I have often wondered what would happen if we formed “crisis teams” in each parish. When there is a divorce or a death of a spouse, lay ministers, trained for this purpose, would make phone calls and follow up visits to encourage and support.
What often happens instead is other parishioners, uncomfortable with their situation, shy away. This adds “a last straw” burden to people experiencing horrendous pain and loss.
They conclude that the Church preaches one thing, but practices another. Often they gravitate to faiths which have better outreach and emotional support.
We, as fellow Catholics, play a part in their estrangement by overlooking their critical needs.
— Mary Ann Dorsett, Des Moines, Iowa
Prayers for fallen away
Re: “Welcoming estranged Catholics back into the fold” (News Analysis, May 6)
Our parish — St. Mary Magdalen Catholic Church in Altamonte Springs, Fla. — has formed a group to specifically pray for the return of estranged Catholics back into the fold.
It is titled “Tear Drops.” Cards are available with a picture of St. Monica — with tears dropping from her eyes—on one side and a prayer for the return of family/friends on the reverse side.
There is a space where one can add the name/names of those to be prayed for.
This ministry is only about a year old, yet more than 3,500 cards have been returned. A prayer service is held in church three times a year where all cards are carried forward to the altar.
— Joan Floegel, Maitland, Fla.
Re: “Unhappy revolution” (Culture, April 29).
My copy of the “Adam and Eve After the Pill” arrived a week before April 29 edition of OSV. Mary Eberstadt is to be complimented on the research and study she put into this book. As an octogenarian, I lived through this entire revolution.
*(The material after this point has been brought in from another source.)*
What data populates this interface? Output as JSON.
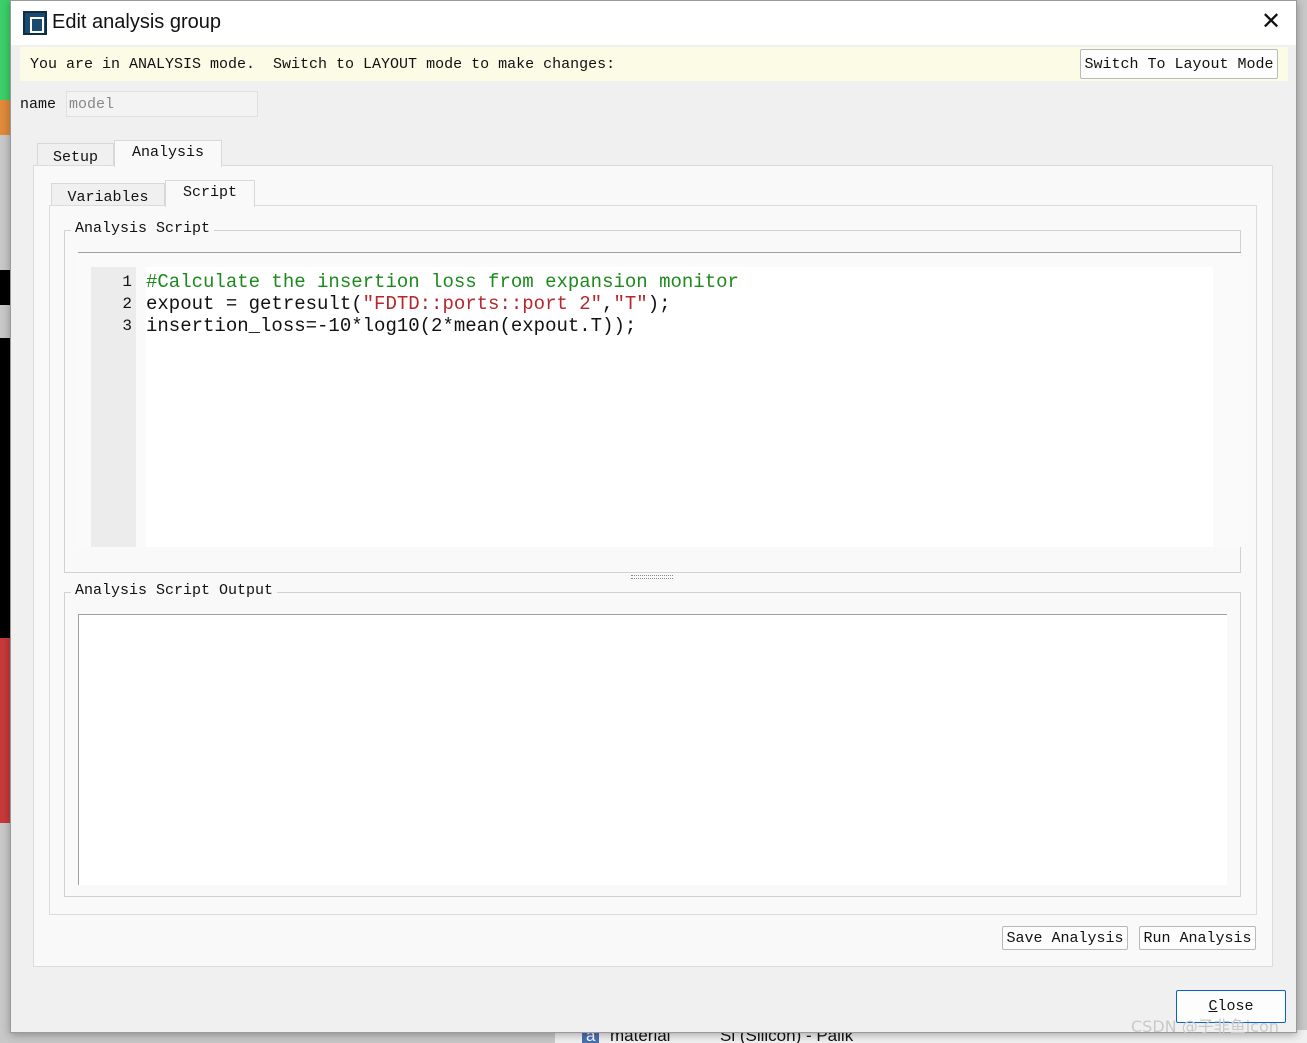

It seems that it will take millions saying “mea culpa” before we can find amendment.
Delving into partisan politics by our hierarchy during the last 25 years has brought few positive results. Our efforts need to be concentrated upon evangelizing our own flock. I encourage every breathing Catholic in the United States to read “Adam and Eve After the Pill.”
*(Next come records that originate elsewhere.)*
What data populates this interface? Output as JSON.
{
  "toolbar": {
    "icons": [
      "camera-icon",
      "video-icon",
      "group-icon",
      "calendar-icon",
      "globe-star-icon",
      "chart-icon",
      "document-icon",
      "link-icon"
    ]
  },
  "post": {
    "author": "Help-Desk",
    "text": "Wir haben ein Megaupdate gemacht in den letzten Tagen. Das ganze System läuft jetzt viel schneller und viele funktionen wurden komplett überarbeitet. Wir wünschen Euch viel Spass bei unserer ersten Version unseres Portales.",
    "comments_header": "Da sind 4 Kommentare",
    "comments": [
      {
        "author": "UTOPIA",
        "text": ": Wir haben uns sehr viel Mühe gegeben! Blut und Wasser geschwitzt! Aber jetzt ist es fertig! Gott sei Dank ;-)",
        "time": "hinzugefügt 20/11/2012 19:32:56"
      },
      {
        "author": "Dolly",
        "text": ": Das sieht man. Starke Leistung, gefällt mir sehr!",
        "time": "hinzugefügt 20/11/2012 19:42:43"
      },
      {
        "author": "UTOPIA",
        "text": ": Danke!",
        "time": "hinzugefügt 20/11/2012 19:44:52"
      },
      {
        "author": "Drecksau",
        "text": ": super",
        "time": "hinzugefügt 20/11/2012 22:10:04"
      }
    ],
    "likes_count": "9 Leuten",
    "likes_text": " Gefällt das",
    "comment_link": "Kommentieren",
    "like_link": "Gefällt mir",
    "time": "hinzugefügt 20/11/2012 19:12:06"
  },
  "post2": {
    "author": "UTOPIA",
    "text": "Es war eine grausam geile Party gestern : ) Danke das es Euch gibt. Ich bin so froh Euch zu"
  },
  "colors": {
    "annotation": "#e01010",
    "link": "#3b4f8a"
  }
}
— Raymond J. Schmitz, Seneca, Kan.
The real St. Francis
Re: “A fresh look at a familiar saint: St. Francis of Assisi” (Faith, May 20).
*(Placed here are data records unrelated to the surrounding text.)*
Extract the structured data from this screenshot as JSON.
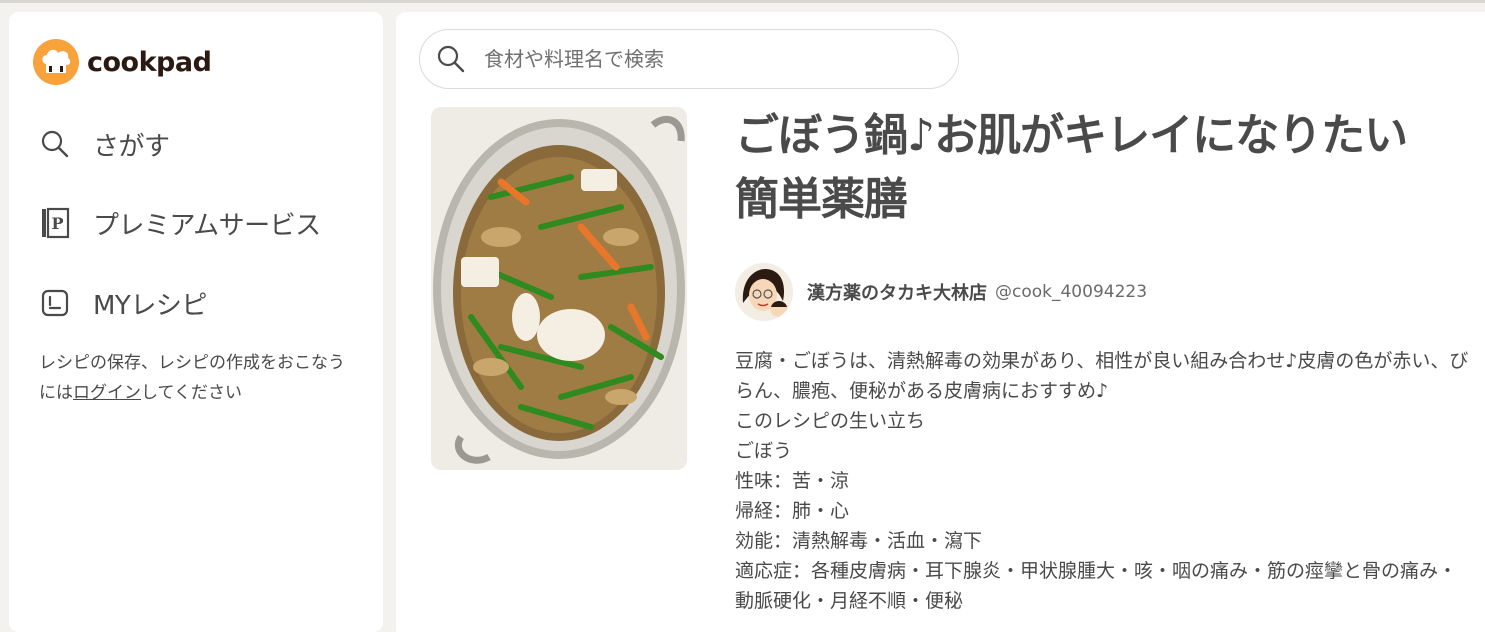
{
  "brand": {
    "name": "cookpad",
    "accent": "#f7a23a"
  },
  "sidebar": {
    "items": [
      {
        "label": "さがす",
        "icon": "search-icon"
      },
      {
        "label": "プレミアムサービス",
        "icon": "premium-icon"
      },
      {
        "label": "MYレシピ",
        "icon": "my-recipe-icon"
      }
    ],
    "login_note": {
      "before": "レシピの保存、レシピの作成をおこなうには",
      "link": "ログイン",
      "after": "してください"
    }
  },
  "search": {
    "placeholder": "食材や料理名で検索"
  },
  "recipe": {
    "title": "ごぼう鍋♪お肌がキレイになりたい簡単薬膳",
    "photo_alt": "ごぼう鍋",
    "author": {
      "name": "漢方薬のタカキ大林店",
      "handle": "@cook_40094223"
    },
    "description_lines": [
      "豆腐・ごぼうは、清熱解毒の効果があり、相性が良い組み合わせ♪皮膚の色が赤い、び",
      "らん、膿疱、便秘がある皮膚病におすすめ♪",
      "このレシピの生い立ち",
      "ごぼう",
      "性味：苦・涼",
      "帰経：肺・心",
      "効能：清熱解毒・活血・瀉下",
      "適応症：各種皮膚病・耳下腺炎・甲状腺腫大・咳・咽の痛み・筋の痙攣と骨の痛み・",
      "動脈硬化・月経不順・便秘"
    ]
  }
}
I think this article makes St. Francis even more real ... and that being a saint is hard work. I like this new information. It makes me even stronger in my belief that despite our human weakness with God anything is possible!
— Anne Billas, via online comment
Re: “California program gives those with disabilities RESPECT” (In Focus, May 13).
As a special education teacher and practicing Catholic I am so glad to hear about programs that teach students with disabilities so that they too can receive the sacraments. I live in a very small parish and we just include the students with special needs in our regular religious education classes with the help of their parents, but it would be a blessing to be able to send parents to classes that were made to meet their child’s needs. I hope more parishes will follow this model.
— Mary Scates, via online comment
Re: “In celebration of the feminine genius” (In Focus, May 20).
[It’s] amazing how many women believe the lies the secular world has put out here about the Church’s view on women.
To be a Catholic women today is to be a woman of virtue, dignity and strength. A Catholic woman exudes a selfless love that without there cannot be a stable and fruitful family, which is required for civilizations to prosper. This selfless love shares Christ’s love, both physically and spiritually, hence why our genius as women must be embraced and lived out as God intended.